Associate Professor Mak confirmed that based on tracing efforts, two COVID-19 cases had visited these cinemas on two separate occasions to watch movies.
“As a result of (them) going to these places, we've had to also do contact tracing within the cinemas, and identify those who were seated in proximity to these particular individuals and put them on quarantine as well. We continue to monitor them,” he added.
At this stage, the authorities do not have any information to suggest that the two individuals were infected in the cinemas, nor the evidence to suggest that those who were in close proximity to the cases will get infected, said Assoc Prof Mak.
Nevertheless, authorities will “keep a very close eye on the situation” if they find evidence suggesting a spread occurring within the cinemas, he added.
“We will be prepared to take further action to safeguard that risk of spread occurring within the cinema setting, but we don't have any information at this point in time that this is actually occurring in Singapore,” said Assoc Prof Mak. He was responding to a question about the emergence of COVID-19 clusters overseas within a cinema setting such as in Japan.
In mid-July, Tokyo health officials appealed for more than 800 theatre-goers to get tested for the coronavirus after a production starring Japanese boyband members was found to be the source of at least 20 cases.
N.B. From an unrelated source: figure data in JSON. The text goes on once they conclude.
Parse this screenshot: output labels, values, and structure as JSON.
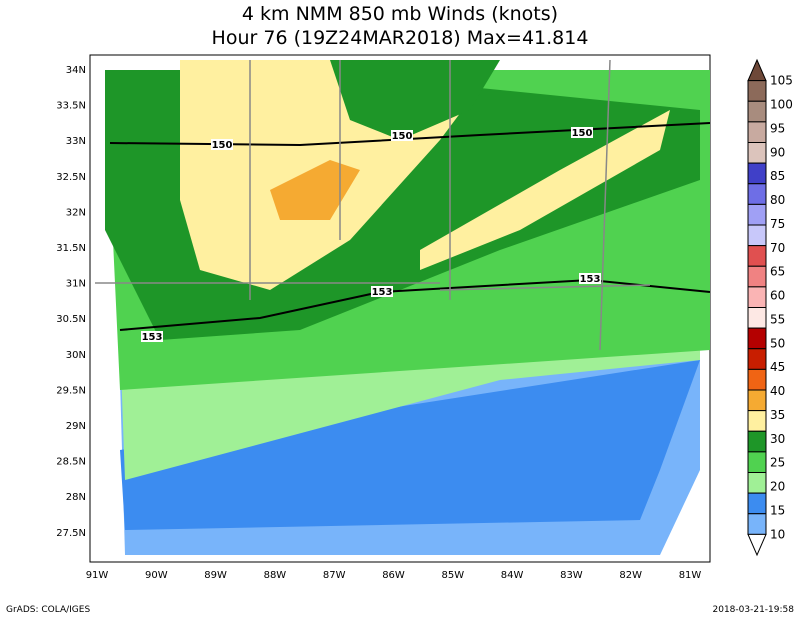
{
  "header": {
    "title": "4 km NMM 850 mb Winds (knots)",
    "subtitle": "Hour 76 (19Z24MAR2018) Max=41.814"
  },
  "map": {
    "lat_labels": [
      "34N",
      "33.5N",
      "33N",
      "32.5N",
      "32N",
      "31.5N",
      "31N",
      "30.5N",
      "30N",
      "29.5N",
      "29N",
      "28.5N",
      "28N",
      "27.5N"
    ],
    "lon_labels": [
      "91W",
      "90W",
      "89W",
      "88W",
      "87W",
      "86W",
      "85W",
      "84W",
      "83W",
      "82W",
      "81W"
    ],
    "contour_labels": [
      "150",
      "150",
      "150",
      "153",
      "153",
      "153"
    ]
  },
  "colorbar": {
    "labels": [
      "105",
      "100",
      "95",
      "90",
      "85",
      "80",
      "75",
      "70",
      "65",
      "60",
      "55",
      "50",
      "45",
      "40",
      "35",
      "30",
      "25",
      "20",
      "15",
      "10"
    ],
    "colors": [
      "#6e4838",
      "#8c6a5a",
      "#a88c7e",
      "#c8aaa0",
      "#dcc4bc",
      "#4040c8",
      "#6e6ee6",
      "#a0a0f5",
      "#c8c8fa",
      "#e05050",
      "#f08282",
      "#fab4b4",
      "#fde8e4",
      "#b40000",
      "#c81e00",
      "#f06414",
      "#f5aa32",
      "#fff0a0",
      "#1e9628",
      "#50d250",
      "#a0f096",
      "#3c8cf0",
      "#78b4fa",
      "#ffffff"
    ]
  },
  "footer": {
    "left": "GrADS: COLA/IGES",
    "right": "2018-03-21-19:58"
  }
}
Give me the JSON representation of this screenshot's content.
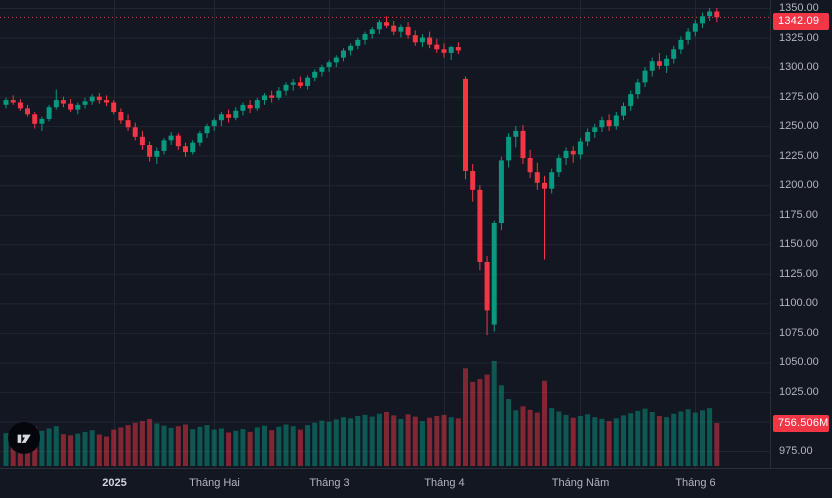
{
  "theme": {
    "background_color": "#131722",
    "grid_color": "#212631",
    "axis_border_color": "#2a2e39",
    "axis_text_color": "#b2b5be",
    "up_color": "#089981",
    "down_color": "#f23645",
    "up_volume_color": "rgba(8,153,129,0.5)",
    "down_volume_color": "rgba(242,54,69,0.5)",
    "badge_text_color": "#ffffff"
  },
  "logo": {
    "name": "TradingView"
  },
  "chart_data": {
    "type": "candlestick",
    "title": "",
    "last_price": 1342.09,
    "last_price_label": "1342.09",
    "last_volume_label": "756.506M",
    "price_axis": {
      "max_price": 1350,
      "min_price": 975,
      "step": 25,
      "ticks": [
        {
          "value": 1350,
          "label": "1350.00"
        },
        {
          "value": 1325,
          "label": "1325.00"
        },
        {
          "value": 1300,
          "label": "1300.00"
        },
        {
          "value": 1275,
          "label": "1275.00"
        },
        {
          "value": 1250,
          "label": "1250.00"
        },
        {
          "value": 1225,
          "label": "1225.00"
        },
        {
          "value": 1200,
          "label": "1200.00"
        },
        {
          "value": 1175,
          "label": "1175.00"
        },
        {
          "value": 1150,
          "label": "1150.00"
        },
        {
          "value": 1125,
          "label": "1125.00"
        },
        {
          "value": 1100,
          "label": "1100.00"
        },
        {
          "value": 1075,
          "label": "1075.00"
        },
        {
          "value": 1050,
          "label": "1050.00"
        },
        {
          "value": 1025,
          "label": "1025.00"
        },
        {
          "value": 1000,
          "label": "1000.00"
        },
        {
          "value": 975,
          "label": "975.00"
        }
      ]
    },
    "time_axis": {
      "labels": [
        {
          "text": "2025",
          "index": 15,
          "emphasis": true
        },
        {
          "text": "Tháng Hai",
          "index": 29,
          "emphasis": false
        },
        {
          "text": "Tháng 3",
          "index": 45,
          "emphasis": false
        },
        {
          "text": "Tháng 4",
          "index": 61,
          "emphasis": false
        },
        {
          "text": "Tháng Năm",
          "index": 80,
          "emphasis": false
        },
        {
          "text": "Tháng 6",
          "index": 96,
          "emphasis": false
        }
      ]
    },
    "candles_format": [
      "open",
      "high",
      "low",
      "close",
      "volume_millions"
    ],
    "candles": [
      [
        1268,
        1274,
        1265,
        1272,
        580
      ],
      [
        1272,
        1276,
        1268,
        1270,
        545
      ],
      [
        1270,
        1273,
        1263,
        1265,
        610
      ],
      [
        1265,
        1268,
        1258,
        1260,
        640
      ],
      [
        1260,
        1262,
        1248,
        1252,
        690
      ],
      [
        1252,
        1258,
        1246,
        1256,
        620
      ],
      [
        1256,
        1268,
        1254,
        1266,
        660
      ],
      [
        1266,
        1281,
        1264,
        1272,
        700
      ],
      [
        1272,
        1275,
        1266,
        1269,
        560
      ],
      [
        1269,
        1273,
        1262,
        1264,
        540
      ],
      [
        1264,
        1270,
        1260,
        1268,
        570
      ],
      [
        1268,
        1274,
        1265,
        1271,
        600
      ],
      [
        1271,
        1277,
        1268,
        1275,
        630
      ],
      [
        1275,
        1278,
        1269,
        1272,
        555
      ],
      [
        1272,
        1276,
        1267,
        1270,
        520
      ],
      [
        1270,
        1272,
        1260,
        1262,
        640
      ],
      [
        1262,
        1265,
        1252,
        1255,
        680
      ],
      [
        1255,
        1260,
        1246,
        1249,
        720
      ],
      [
        1249,
        1253,
        1238,
        1241,
        760
      ],
      [
        1241,
        1246,
        1230,
        1234,
        790
      ],
      [
        1234,
        1237,
        1220,
        1224,
        830
      ],
      [
        1224,
        1232,
        1218,
        1229,
        750
      ],
      [
        1229,
        1240,
        1226,
        1238,
        710
      ],
      [
        1238,
        1245,
        1234,
        1242,
        670
      ],
      [
        1242,
        1244,
        1230,
        1233,
        700
      ],
      [
        1233,
        1236,
        1224,
        1228,
        730
      ],
      [
        1228,
        1238,
        1226,
        1236,
        650
      ],
      [
        1236,
        1246,
        1233,
        1244,
        690
      ],
      [
        1244,
        1252,
        1240,
        1250,
        720
      ],
      [
        1250,
        1257,
        1246,
        1255,
        640
      ],
      [
        1255,
        1262,
        1250,
        1260,
        660
      ],
      [
        1260,
        1264,
        1253,
        1257,
        590
      ],
      [
        1257,
        1266,
        1255,
        1263,
        620
      ],
      [
        1263,
        1270,
        1259,
        1268,
        650
      ],
      [
        1268,
        1272,
        1261,
        1265,
        600
      ],
      [
        1265,
        1274,
        1263,
        1272,
        680
      ],
      [
        1272,
        1278,
        1268,
        1276,
        710
      ],
      [
        1276,
        1280,
        1270,
        1274,
        630
      ],
      [
        1274,
        1283,
        1272,
        1280,
        690
      ],
      [
        1280,
        1287,
        1276,
        1285,
        730
      ],
      [
        1285,
        1290,
        1280,
        1287,
        700
      ],
      [
        1287,
        1292,
        1282,
        1284,
        640
      ],
      [
        1284,
        1293,
        1281,
        1291,
        720
      ],
      [
        1291,
        1298,
        1288,
        1296,
        760
      ],
      [
        1296,
        1302,
        1292,
        1300,
        800
      ],
      [
        1300,
        1306,
        1296,
        1304,
        780
      ],
      [
        1304,
        1310,
        1300,
        1308,
        820
      ],
      [
        1308,
        1316,
        1305,
        1314,
        860
      ],
      [
        1314,
        1320,
        1310,
        1318,
        840
      ],
      [
        1318,
        1325,
        1315,
        1323,
        880
      ],
      [
        1323,
        1330,
        1319,
        1328,
        900
      ],
      [
        1328,
        1334,
        1324,
        1332,
        870
      ],
      [
        1332,
        1340,
        1328,
        1338,
        920
      ],
      [
        1338,
        1343,
        1333,
        1335,
        950
      ],
      [
        1335,
        1339,
        1327,
        1330,
        890
      ],
      [
        1330,
        1336,
        1325,
        1334,
        830
      ],
      [
        1334,
        1338,
        1324,
        1327,
        910
      ],
      [
        1327,
        1331,
        1318,
        1321,
        870
      ],
      [
        1321,
        1328,
        1317,
        1325,
        790
      ],
      [
        1325,
        1330,
        1316,
        1319,
        850
      ],
      [
        1319,
        1324,
        1312,
        1315,
        880
      ],
      [
        1315,
        1320,
        1308,
        1312,
        900
      ],
      [
        1312,
        1318,
        1306,
        1317,
        860
      ],
      [
        1317,
        1321,
        1311,
        1314,
        840
      ],
      [
        1290,
        1292,
        1205,
        1212,
        1720
      ],
      [
        1212,
        1218,
        1186,
        1196,
        1480
      ],
      [
        1196,
        1200,
        1128,
        1135,
        1530
      ],
      [
        1135,
        1140,
        1073,
        1094,
        1610
      ],
      [
        1082,
        1170,
        1076,
        1168,
        1850
      ],
      [
        1168,
        1224,
        1162,
        1221,
        1420
      ],
      [
        1221,
        1244,
        1215,
        1241,
        1180
      ],
      [
        1241,
        1250,
        1232,
        1246,
        980
      ],
      [
        1246,
        1251,
        1218,
        1223,
        1050
      ],
      [
        1223,
        1230,
        1206,
        1211,
        990
      ],
      [
        1211,
        1219,
        1196,
        1202,
        940
      ],
      [
        1202,
        1208,
        1137,
        1197,
        1500
      ],
      [
        1197,
        1214,
        1193,
        1211,
        1020
      ],
      [
        1211,
        1226,
        1207,
        1223,
        960
      ],
      [
        1223,
        1232,
        1217,
        1229,
        900
      ],
      [
        1229,
        1233,
        1219,
        1226,
        850
      ],
      [
        1226,
        1240,
        1222,
        1237,
        880
      ],
      [
        1237,
        1248,
        1233,
        1245,
        910
      ],
      [
        1245,
        1252,
        1240,
        1249,
        860
      ],
      [
        1249,
        1258,
        1245,
        1255,
        830
      ],
      [
        1255,
        1260,
        1246,
        1250,
        790
      ],
      [
        1250,
        1262,
        1247,
        1259,
        840
      ],
      [
        1259,
        1270,
        1255,
        1267,
        890
      ],
      [
        1267,
        1280,
        1263,
        1277,
        930
      ],
      [
        1277,
        1290,
        1273,
        1287,
        970
      ],
      [
        1287,
        1300,
        1283,
        1297,
        1010
      ],
      [
        1297,
        1308,
        1292,
        1305,
        950
      ],
      [
        1305,
        1312,
        1298,
        1301,
        880
      ],
      [
        1301,
        1310,
        1295,
        1307,
        860
      ],
      [
        1307,
        1318,
        1303,
        1315,
        920
      ],
      [
        1315,
        1326,
        1311,
        1323,
        960
      ],
      [
        1323,
        1333,
        1319,
        1330,
        1000
      ],
      [
        1330,
        1340,
        1326,
        1337,
        940
      ],
      [
        1337,
        1346,
        1333,
        1343,
        980
      ],
      [
        1343,
        1350,
        1339,
        1347,
        1020
      ],
      [
        1347,
        1350,
        1338,
        1342.09,
        756.506
      ]
    ]
  }
}
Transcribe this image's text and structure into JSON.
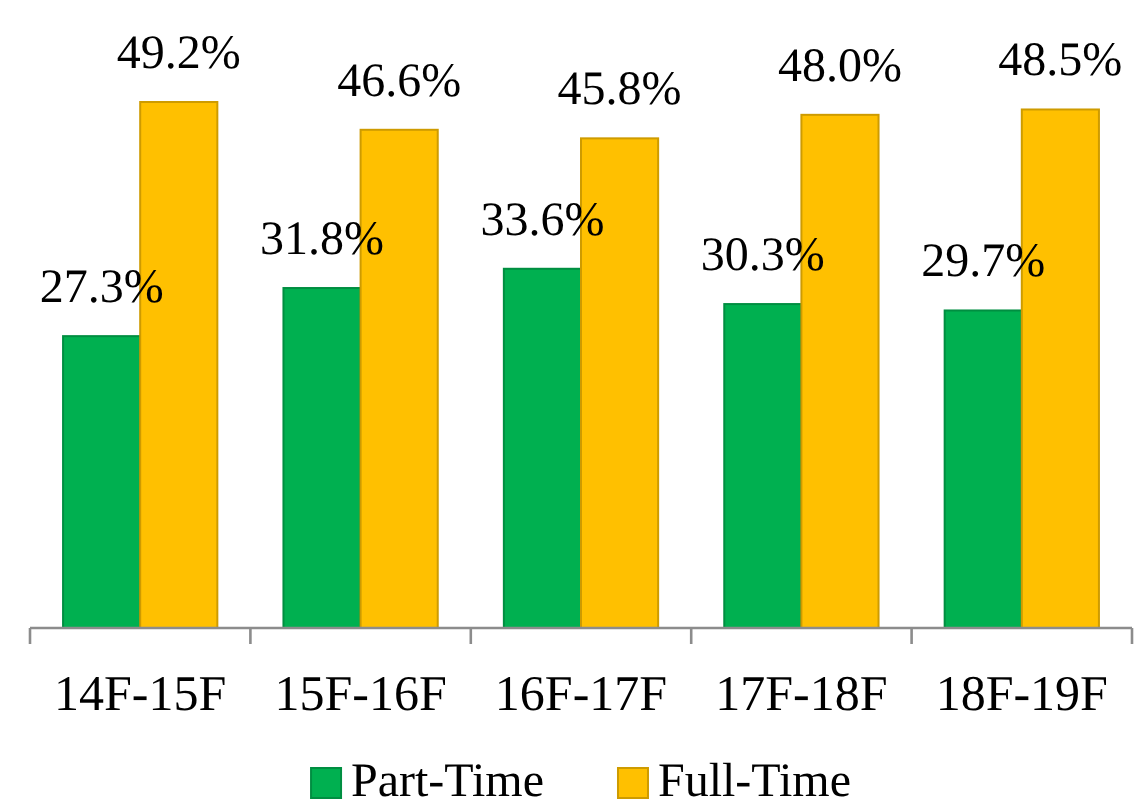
{
  "chart_data": {
    "type": "bar",
    "categories": [
      "14F-15F",
      "15F-16F",
      "16F-17F",
      "17F-18F",
      "18F-19F"
    ],
    "series": [
      {
        "name": "Part-Time",
        "color": "#00b050",
        "values": [
          27.3,
          31.8,
          33.6,
          30.3,
          29.7
        ],
        "value_labels": [
          "27.3%",
          "31.8%",
          "33.6%",
          "30.3%",
          "29.7%"
        ]
      },
      {
        "name": "Full-Time",
        "color": "#ffc000",
        "values": [
          49.2,
          46.6,
          45.8,
          48.0,
          48.5
        ],
        "value_labels": [
          "49.2%",
          "46.6%",
          "45.8%",
          "48.0%",
          "48.5%"
        ]
      }
    ],
    "legend": "bottom"
  }
}
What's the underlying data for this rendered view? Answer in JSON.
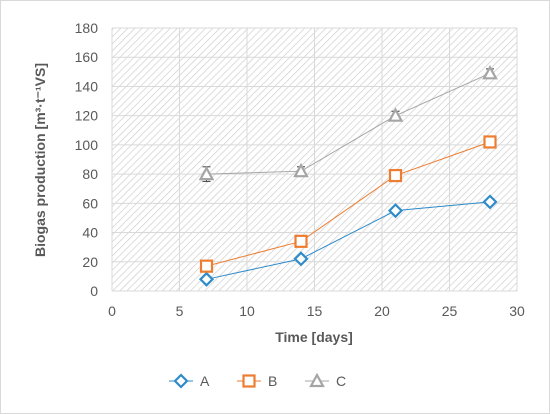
{
  "chart_data": {
    "type": "scatter",
    "xlabel": "Time [days]",
    "ylabel": "Biogas production [m³·t⁻¹VS]",
    "xlim": [
      0,
      30
    ],
    "ylim": [
      0,
      180
    ],
    "xticks": [
      0,
      5,
      10,
      15,
      20,
      25,
      30
    ],
    "yticks": [
      0,
      20,
      40,
      60,
      80,
      100,
      120,
      140,
      160,
      180
    ],
    "grid": true,
    "background_pattern": "diagonal-hatch",
    "legend_position": "bottom",
    "series": [
      {
        "name": "A",
        "marker": "diamond",
        "color": "#2E8BC9",
        "x": [
          7,
          14,
          21,
          28
        ],
        "y": [
          8,
          22,
          55,
          61
        ],
        "err": [
          1,
          1.5,
          1.5,
          1.5
        ]
      },
      {
        "name": "B",
        "marker": "square",
        "color": "#ED7D31",
        "x": [
          7,
          14,
          21,
          28
        ],
        "y": [
          17,
          34,
          79,
          102
        ],
        "err": [
          1,
          1.5,
          1,
          1.5
        ]
      },
      {
        "name": "C",
        "marker": "triangle",
        "color": "#A5A5A5",
        "x": [
          7,
          14,
          21,
          28
        ],
        "y": [
          80,
          82,
          120,
          149
        ],
        "err": [
          5,
          3,
          3,
          3
        ]
      }
    ]
  }
}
Assoc Prof Mak called for cinema-goers to take extra precautions to reduce the risk of spreading the virus, as they may have no symptoms but are infectious.
These include refraining from taking off their masks throughout an entire movie screening.
“We know that it's very tempting to buy a drink, get some popcorn. We haven't stopped you from doing that,” said Assoc Prof Mak.
“But please don't eat and drink excessively throughout the entire show, please put on that mask again after you've taken your sip or taken a bite.”
He advised, “Keep the mask on as long as possible during the show itself and that will certainly help to reduce the risk of any theoretical spread occurring within the cinema setting.”
Authorities closely monitoring high-risk venues, stepping up surveillance
National Development Minister and taskforce co-chair Lawrence Wong reiterated that authorities will “cast a wide net” of active swabbing operations to test employees at a public venue if there are suspected or confirmed cases.
Wong referred to the monitoring of public venues, especially those “inherently of higher risk”. If safe distancing measures are found to be insufficient at these places, signalling a need for tougher enforcement or restrictions, authorities may decide to close them, he added.
“That's the basis in which we will operate and we continue to watch all of these places – whether it's a cinema, F&B establishments, or shopping malls,” Wong said.
On Friday, Wong announced that authorities will “proactively” close off access to public spaces such as parks and beaches when they approach capacity limits. Carparks serving these popular hotspots may also be selectively closed.
He also said that suspension notices and fines were issued against two F&B establishments along Circular Road – Try Again and Los Amigos – last week.
Health Minister and taskforce co-chair Gan Kim Yong said that over the past months, authorities have conducted swab operations arising from new emerging workplace clusters and retail businesses frequented by multiple positive cases.
For instance, close to 60 staff of Sheng Siong supermarket at New World Centre and over 40 staff at Haniffa supermarket at Dunlop Street were recently tested for the virus. None have tested positive.
Gan also noted that the National Environment Agency is planning to progressively expand waste-water monitoring for potential COVID-19 clusters to include not just more foreign workers’ dormitories, but other populous living quarters such as nursing homes and hostels.
The surveillance is currently implemented at 34 such dorms. Separately, all dorms in Singapore and workers living there are expected to be cleared of the virus by 7 August, with the exception of 17 standalone blocks in eight purpose-built dorms which serve as quarantine facilities as well as 28,000 workers still serving out their isolation period.
Following that, the workers will continue to be regularly and routinely tested as they go back to work.
To date, Singapore has 49,375 COVID-19 cases, of which some 94 cent are foreign workers living in dorms.